Blonde, golden and beautiful, yellow and so impractically tamed, recognizable, easy to be spotted. There was no doubt she was Alice, but there were red stains all over her yellow hair, so red and deep and horrendously staining her beautiful head. "A-Alice! There's red! Red, no, no, horrible. This is horrible, it's all over yo- what are you doing?"
Her face was scrunched, eyes too busy to make note of the orange-haired, hatted man standing by her side, too busy looking at a rosebush laying before her; she held a brush in one hand and a small bucket with red paint on the other, the roses had been painted the same crimson color that was not staining her dress, face, and hair. "There's a spot." She stroked the once-white-rose with her brush soaked in red. "Done with this one."
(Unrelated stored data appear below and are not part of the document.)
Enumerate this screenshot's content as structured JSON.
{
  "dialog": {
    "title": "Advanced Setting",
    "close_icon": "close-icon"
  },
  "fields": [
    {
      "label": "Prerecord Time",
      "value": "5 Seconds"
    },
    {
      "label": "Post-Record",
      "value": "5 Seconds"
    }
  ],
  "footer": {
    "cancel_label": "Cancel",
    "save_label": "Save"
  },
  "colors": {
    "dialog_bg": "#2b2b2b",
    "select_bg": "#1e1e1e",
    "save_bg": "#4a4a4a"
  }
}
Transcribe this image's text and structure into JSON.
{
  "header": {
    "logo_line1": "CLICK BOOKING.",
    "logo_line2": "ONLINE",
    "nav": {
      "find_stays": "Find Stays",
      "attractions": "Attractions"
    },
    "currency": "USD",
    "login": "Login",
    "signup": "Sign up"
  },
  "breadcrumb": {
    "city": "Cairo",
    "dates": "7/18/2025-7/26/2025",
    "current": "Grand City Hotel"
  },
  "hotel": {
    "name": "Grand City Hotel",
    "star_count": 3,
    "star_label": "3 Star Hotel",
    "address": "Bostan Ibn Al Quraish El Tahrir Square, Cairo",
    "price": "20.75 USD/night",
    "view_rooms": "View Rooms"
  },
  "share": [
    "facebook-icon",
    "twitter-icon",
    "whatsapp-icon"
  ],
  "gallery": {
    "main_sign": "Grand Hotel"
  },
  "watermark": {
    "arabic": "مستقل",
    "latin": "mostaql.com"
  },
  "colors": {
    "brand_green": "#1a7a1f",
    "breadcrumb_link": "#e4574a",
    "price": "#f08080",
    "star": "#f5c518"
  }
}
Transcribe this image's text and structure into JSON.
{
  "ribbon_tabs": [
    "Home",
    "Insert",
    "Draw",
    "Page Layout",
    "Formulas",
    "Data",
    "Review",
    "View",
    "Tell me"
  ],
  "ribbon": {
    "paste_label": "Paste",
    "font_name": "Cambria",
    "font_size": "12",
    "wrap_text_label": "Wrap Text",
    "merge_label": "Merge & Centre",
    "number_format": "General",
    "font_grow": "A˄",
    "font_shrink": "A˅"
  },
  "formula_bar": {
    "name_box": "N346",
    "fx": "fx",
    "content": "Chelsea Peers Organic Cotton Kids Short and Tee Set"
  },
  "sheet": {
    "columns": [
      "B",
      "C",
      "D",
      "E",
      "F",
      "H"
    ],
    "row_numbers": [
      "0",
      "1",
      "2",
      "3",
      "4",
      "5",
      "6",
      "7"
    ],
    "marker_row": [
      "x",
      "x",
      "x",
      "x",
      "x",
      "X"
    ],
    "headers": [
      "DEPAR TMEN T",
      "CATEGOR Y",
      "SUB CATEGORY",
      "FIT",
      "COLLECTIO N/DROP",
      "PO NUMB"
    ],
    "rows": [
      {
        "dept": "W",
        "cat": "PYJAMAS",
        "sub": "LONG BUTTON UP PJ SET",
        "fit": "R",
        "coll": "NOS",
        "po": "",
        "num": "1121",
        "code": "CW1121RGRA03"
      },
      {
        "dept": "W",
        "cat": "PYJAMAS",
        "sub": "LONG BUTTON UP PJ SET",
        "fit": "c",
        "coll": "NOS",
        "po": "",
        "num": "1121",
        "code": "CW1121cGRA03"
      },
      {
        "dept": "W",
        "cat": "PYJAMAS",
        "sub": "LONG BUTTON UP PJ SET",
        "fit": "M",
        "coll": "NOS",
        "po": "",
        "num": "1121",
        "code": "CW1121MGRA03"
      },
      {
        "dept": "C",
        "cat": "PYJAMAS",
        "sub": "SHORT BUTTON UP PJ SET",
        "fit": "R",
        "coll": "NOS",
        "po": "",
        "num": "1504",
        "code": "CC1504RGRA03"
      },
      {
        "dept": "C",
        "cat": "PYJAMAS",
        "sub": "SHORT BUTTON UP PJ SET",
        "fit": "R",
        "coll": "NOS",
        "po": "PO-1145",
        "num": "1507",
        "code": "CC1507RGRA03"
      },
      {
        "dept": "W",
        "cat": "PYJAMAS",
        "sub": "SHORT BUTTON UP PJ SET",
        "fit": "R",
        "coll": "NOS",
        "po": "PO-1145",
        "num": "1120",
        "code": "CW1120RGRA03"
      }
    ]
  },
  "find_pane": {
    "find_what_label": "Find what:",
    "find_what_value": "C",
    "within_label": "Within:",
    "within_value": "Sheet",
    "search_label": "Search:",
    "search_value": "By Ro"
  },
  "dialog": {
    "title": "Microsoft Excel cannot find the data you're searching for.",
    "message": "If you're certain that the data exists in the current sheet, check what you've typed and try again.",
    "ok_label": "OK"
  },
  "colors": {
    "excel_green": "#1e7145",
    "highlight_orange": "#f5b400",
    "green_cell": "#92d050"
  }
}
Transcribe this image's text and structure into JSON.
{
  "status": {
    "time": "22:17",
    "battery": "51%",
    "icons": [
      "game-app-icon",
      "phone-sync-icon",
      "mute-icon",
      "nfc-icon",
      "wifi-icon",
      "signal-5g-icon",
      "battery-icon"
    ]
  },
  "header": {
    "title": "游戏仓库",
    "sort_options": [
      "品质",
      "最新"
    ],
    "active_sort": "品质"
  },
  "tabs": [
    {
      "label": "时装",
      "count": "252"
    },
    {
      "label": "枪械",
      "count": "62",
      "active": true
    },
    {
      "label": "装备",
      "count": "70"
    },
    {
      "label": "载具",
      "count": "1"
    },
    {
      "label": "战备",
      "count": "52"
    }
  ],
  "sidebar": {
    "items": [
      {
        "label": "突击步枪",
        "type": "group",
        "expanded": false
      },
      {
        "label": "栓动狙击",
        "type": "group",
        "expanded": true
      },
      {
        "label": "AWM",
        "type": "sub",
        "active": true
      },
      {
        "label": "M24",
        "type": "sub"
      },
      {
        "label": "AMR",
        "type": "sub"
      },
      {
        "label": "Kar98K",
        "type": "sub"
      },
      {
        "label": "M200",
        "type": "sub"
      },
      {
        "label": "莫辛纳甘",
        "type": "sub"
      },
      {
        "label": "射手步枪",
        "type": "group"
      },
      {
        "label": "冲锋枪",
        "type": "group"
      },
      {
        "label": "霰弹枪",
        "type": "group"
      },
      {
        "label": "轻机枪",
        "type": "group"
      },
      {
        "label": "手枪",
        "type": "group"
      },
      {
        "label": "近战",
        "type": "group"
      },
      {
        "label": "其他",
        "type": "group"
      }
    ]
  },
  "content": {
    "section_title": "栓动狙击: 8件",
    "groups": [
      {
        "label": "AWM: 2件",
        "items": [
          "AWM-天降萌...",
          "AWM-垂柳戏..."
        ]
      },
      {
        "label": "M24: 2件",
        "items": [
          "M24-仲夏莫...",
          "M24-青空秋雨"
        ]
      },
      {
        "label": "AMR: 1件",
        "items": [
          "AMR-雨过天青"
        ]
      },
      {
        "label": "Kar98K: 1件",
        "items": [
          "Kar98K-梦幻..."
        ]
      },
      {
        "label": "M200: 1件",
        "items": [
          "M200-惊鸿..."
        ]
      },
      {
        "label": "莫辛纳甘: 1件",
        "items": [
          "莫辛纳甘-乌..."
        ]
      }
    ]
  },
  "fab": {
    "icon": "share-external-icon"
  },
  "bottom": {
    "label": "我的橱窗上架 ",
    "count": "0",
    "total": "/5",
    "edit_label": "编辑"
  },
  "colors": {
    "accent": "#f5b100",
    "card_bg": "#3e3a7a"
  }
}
She looked up at him, smiling softly at her friend's confused look. "A-Alice? What are you doing? P-why are you painting the roses?"
She shrugged and giggled lightly before answering, "I'm painting the roses red." There was a small pause in which she had decided to observe Hatter's expression, but there was still confusion. "For old times' sake, Hatter." She placed the small bucket on the floor and, swiftly, stroked with her brush Hatter's nose, leaving a rather visible red stain.
"Of all colors, why red? Red, bloody red, bluddy behg hid Red and big and round and horrible head to hat, horrible horrendous and slurvish behg hid slurking urpa-why red?" Something Alice had noticed since her third visit to Underland was that there had been, with no doubt, improvements in Hatter's anger. Yes, it was still easy to resurface, but it'd vanish in the blink of an eye. "Of all colors, Alice, of all of them, red. Bloody horrendous red. Don't you rememb-have you gonegallymongers?" It still, however, took little for him to fixate his mind in one simple little detail and not let it go until it had been explained. Patience was key with him, but, then again, Alice didn't have to try so hard; she was used to it, so used to him. "And now it's all in your hair. Your hair, Alice!" he screamed in realization, running a desperate hand through the tips of her hair. "Red. It's re-Alice, your hair is red." He held a small lock of hair between his gloved fingers, showing her the spot in which a stain of red covered her normally blonde hair.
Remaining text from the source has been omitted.